Invasão assustadora 

Assim que o apito de Dulcídio Boschilia pôs fim à seca de 23 anos do Corinthians, instalou-se no Morumbi uma das maiores festas da história do futebol brasileiro. Exaltados, os torcedores alvinegros invadiram o gramado e celebraram o título paulista por eles e pelos jogadores. Tamanha alegria assustou até quem estava dentro de campo. 

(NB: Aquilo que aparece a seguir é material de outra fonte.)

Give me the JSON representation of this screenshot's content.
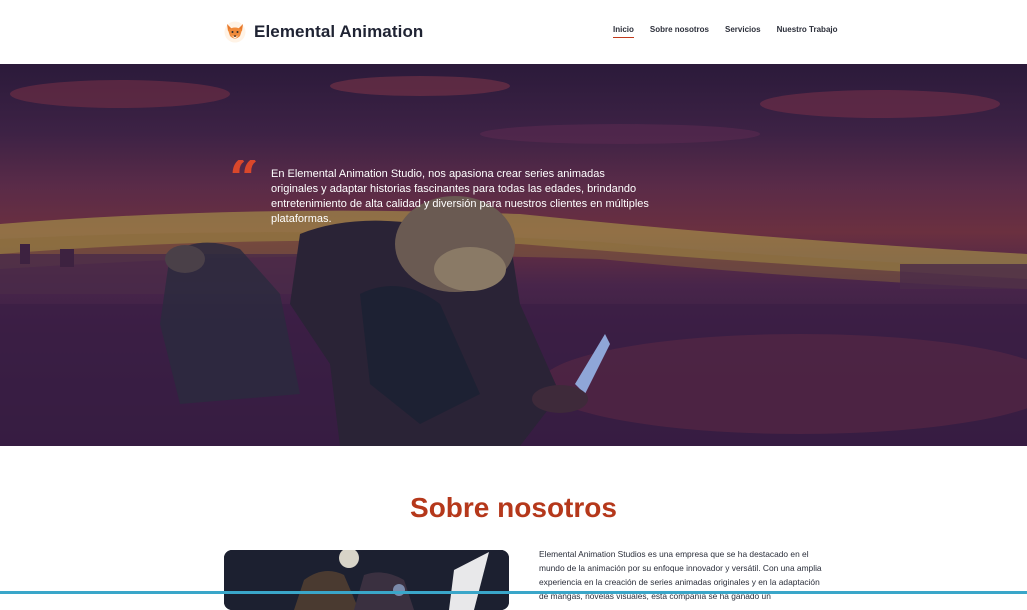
{
  "header": {
    "brand_name": "Elemental Animation",
    "logo_icon": "fox-logo-icon",
    "nav": [
      {
        "label": "Inicio",
        "active": true
      },
      {
        "label": "Sobre nosotros",
        "active": false
      },
      {
        "label": "Servicios",
        "active": false
      },
      {
        "label": "Nuestro Trabajo",
        "active": false
      }
    ]
  },
  "hero": {
    "quote_mark": "“",
    "quote_text": "En Elemental Animation Studio, nos apasiona crear series animadas originales y adaptar historias fascinantes para todas las edades, brindando entretenimiento de alta calidad y diversión para nuestros clientes en múltiples plataformas."
  },
  "about": {
    "title": "Sobre nosotros",
    "text": "Elemental Animation Studios es una empresa que se ha destacado en el mundo de la animación por su enfoque innovador y versátil. Con una amplia experiencia en la creación de series animadas originales y en la adaptación de mangas, novelas visuales, esta compañía se ha ganado un"
  },
  "colors": {
    "accent": "#b5381b",
    "quote": "#d9472b",
    "bottom_bar": "#3aa6c9"
  }
}
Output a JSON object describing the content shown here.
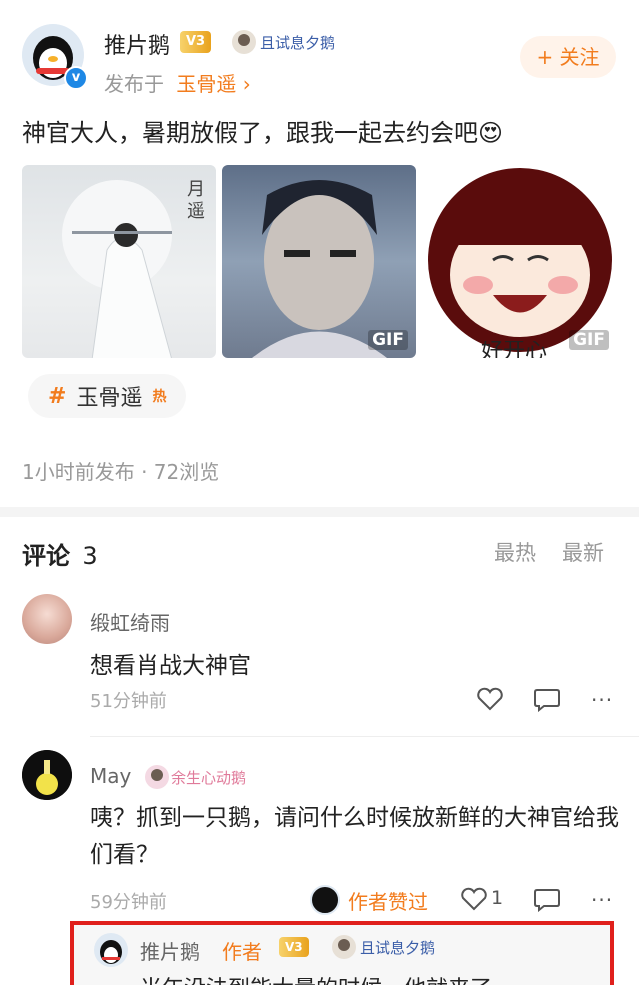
{
  "post": {
    "author_name": "推片鹅",
    "level_badge": "V3",
    "fan_badge_label": "且试息夕鹅",
    "posted_in_prefix": "发布于",
    "posted_in_topic": "玉骨遥",
    "follow_label": "+ 关注",
    "text": "神官大人，暑期放假了，跟我一起去约会吧",
    "emoji": "😍",
    "images": [
      {
        "name": "poster-image",
        "overlay_text": "",
        "gif": false
      },
      {
        "name": "portrait-gif",
        "overlay_text": "",
        "gif": true,
        "gif_label": "GIF"
      },
      {
        "name": "meme-gif",
        "overlay_text": "好开心",
        "gif": true,
        "gif_label": "GIF"
      }
    ],
    "topic_tag_hash": "#",
    "topic_tag_label": "玉骨遥",
    "topic_hot_label": "热",
    "meta": "1小时前发布 · 72浏览"
  },
  "comments_header": {
    "title": "评论",
    "count": "3",
    "sort_hot": "最热",
    "sort_new": "最新"
  },
  "comments": [
    {
      "name": "缎虹绮雨",
      "badge": "",
      "text": "想看肖战大神官",
      "time": "51分钟前",
      "like_count": ""
    },
    {
      "name": "May",
      "badge": "余生心动鹅",
      "text": "咦？抓到一只鹅，请问什么时候放新鲜的大神官给我们看？",
      "time": "59分钟前",
      "author_liked": "作者赞过",
      "like_count": "1"
    }
  ],
  "reply": {
    "name": "推片鹅",
    "author_tag": "作者",
    "level_badge": "V3",
    "fan_badge_label": "且试息夕鹅",
    "text": "当年没法到能大量的时候，他就来了"
  },
  "colors": {
    "accent_orange": "#f27c1e",
    "link_blue": "#3b5ea8",
    "highlight_red": "#e0201c"
  }
}
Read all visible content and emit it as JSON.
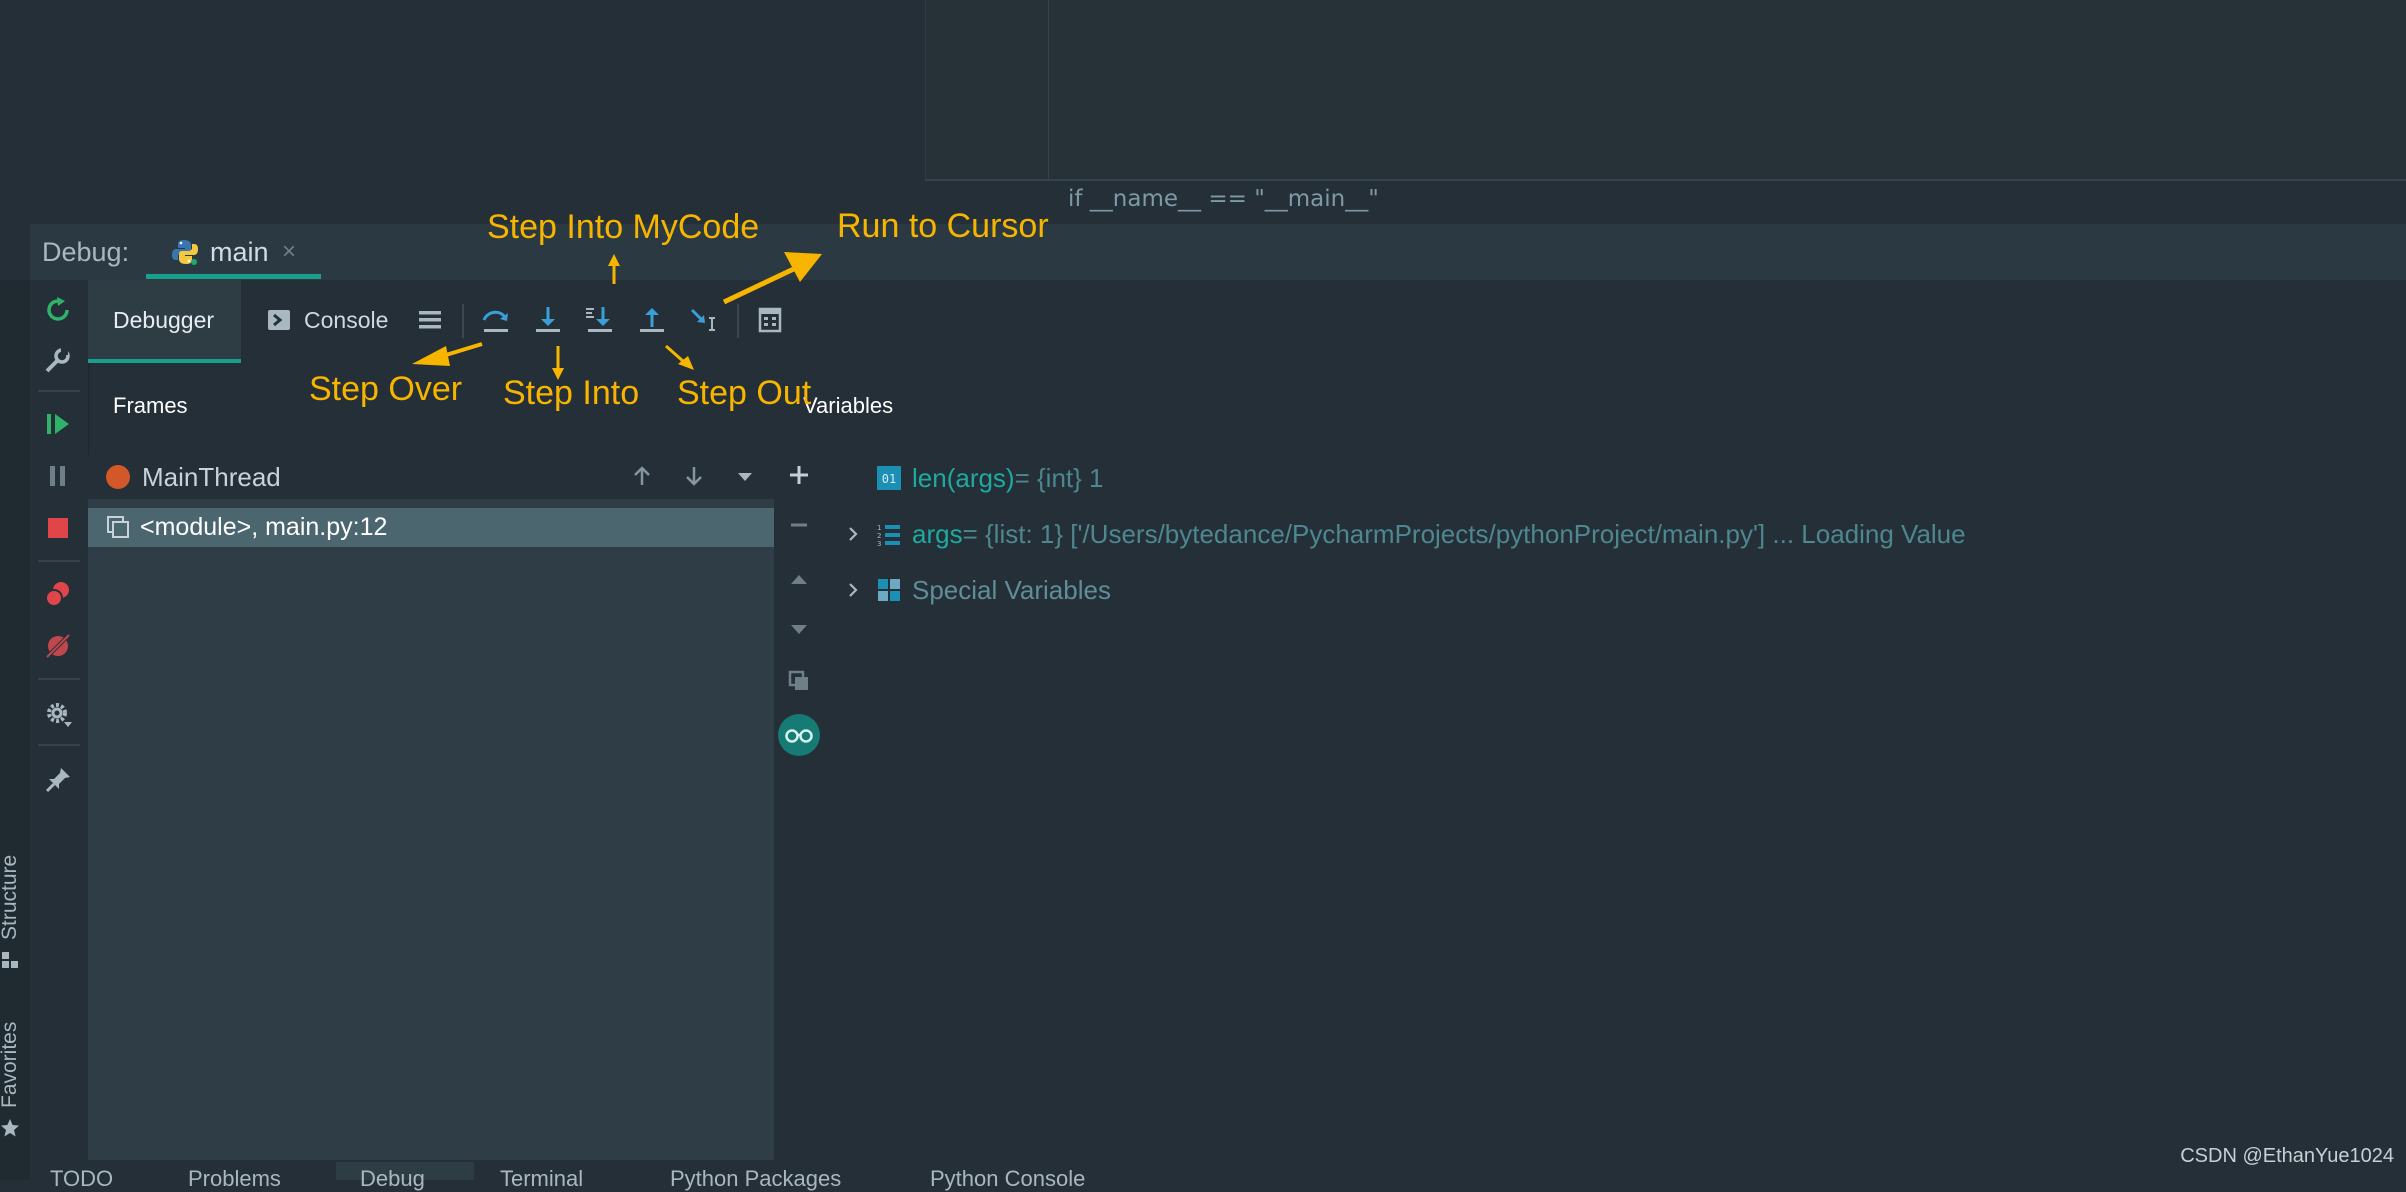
{
  "editor": {
    "code_line": "if __name__ == \"__main__\""
  },
  "debug_bar": {
    "label": "Debug:",
    "tab_label": "main",
    "close_glyph": "×"
  },
  "tabs": {
    "debugger": "Debugger",
    "console": "Console"
  },
  "panels": {
    "frames": "Frames",
    "variables": "Variables"
  },
  "thread": {
    "name": "MainThread"
  },
  "frame": {
    "label": "<module>, main.py:12"
  },
  "variables": [
    {
      "name": "len(args)",
      "value": " = {int} 1",
      "expandable": false
    },
    {
      "name": "args",
      "value": " = {list: 1} ['/Users/bytedance/PycharmProjects/pythonProject/main.py'] ... Loading Value",
      "expandable": true
    },
    {
      "name": "Special Variables",
      "value": "",
      "expandable": true
    }
  ],
  "annotations": {
    "step_into_mycode": "Step Into MyCode",
    "run_to_cursor": "Run to Cursor",
    "step_over": "Step Over",
    "step_into": "Step Into",
    "step_out": "Step Out"
  },
  "side_labels": {
    "structure": "Structure",
    "favorites": "Favorites"
  },
  "bottom_tabs": [
    "TODO",
    "Problems",
    "Debug",
    "Terminal",
    "Python Packages",
    "Python Console"
  ],
  "watermark": "CSDN @EthanYue1024",
  "colors": {
    "accent": "#18a08c",
    "annotation": "#f7b500",
    "background": "#242f37",
    "selected_frame": "#4c6670"
  }
}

“Eu corri… Fui direto para o vestiário, porque senti a invasão. Tenho muito medo dessa coisa de invasão, conflito, muita alegria. Podia acontecer alguma coisa. A primeira coisa que eu fiz foi sair para o vestiário em disparada. Não teve nem comemoração, volta olímpica… O campo estava tomado de gente, relembra Vaguinho. 

A exaltação alvinegra se justifica. Para alguns torcedores corintianos, o título paulista de 1977 foi o mais importante da história do clube. Mais até que a Libertadores e o Mundial de Clubes de 2012.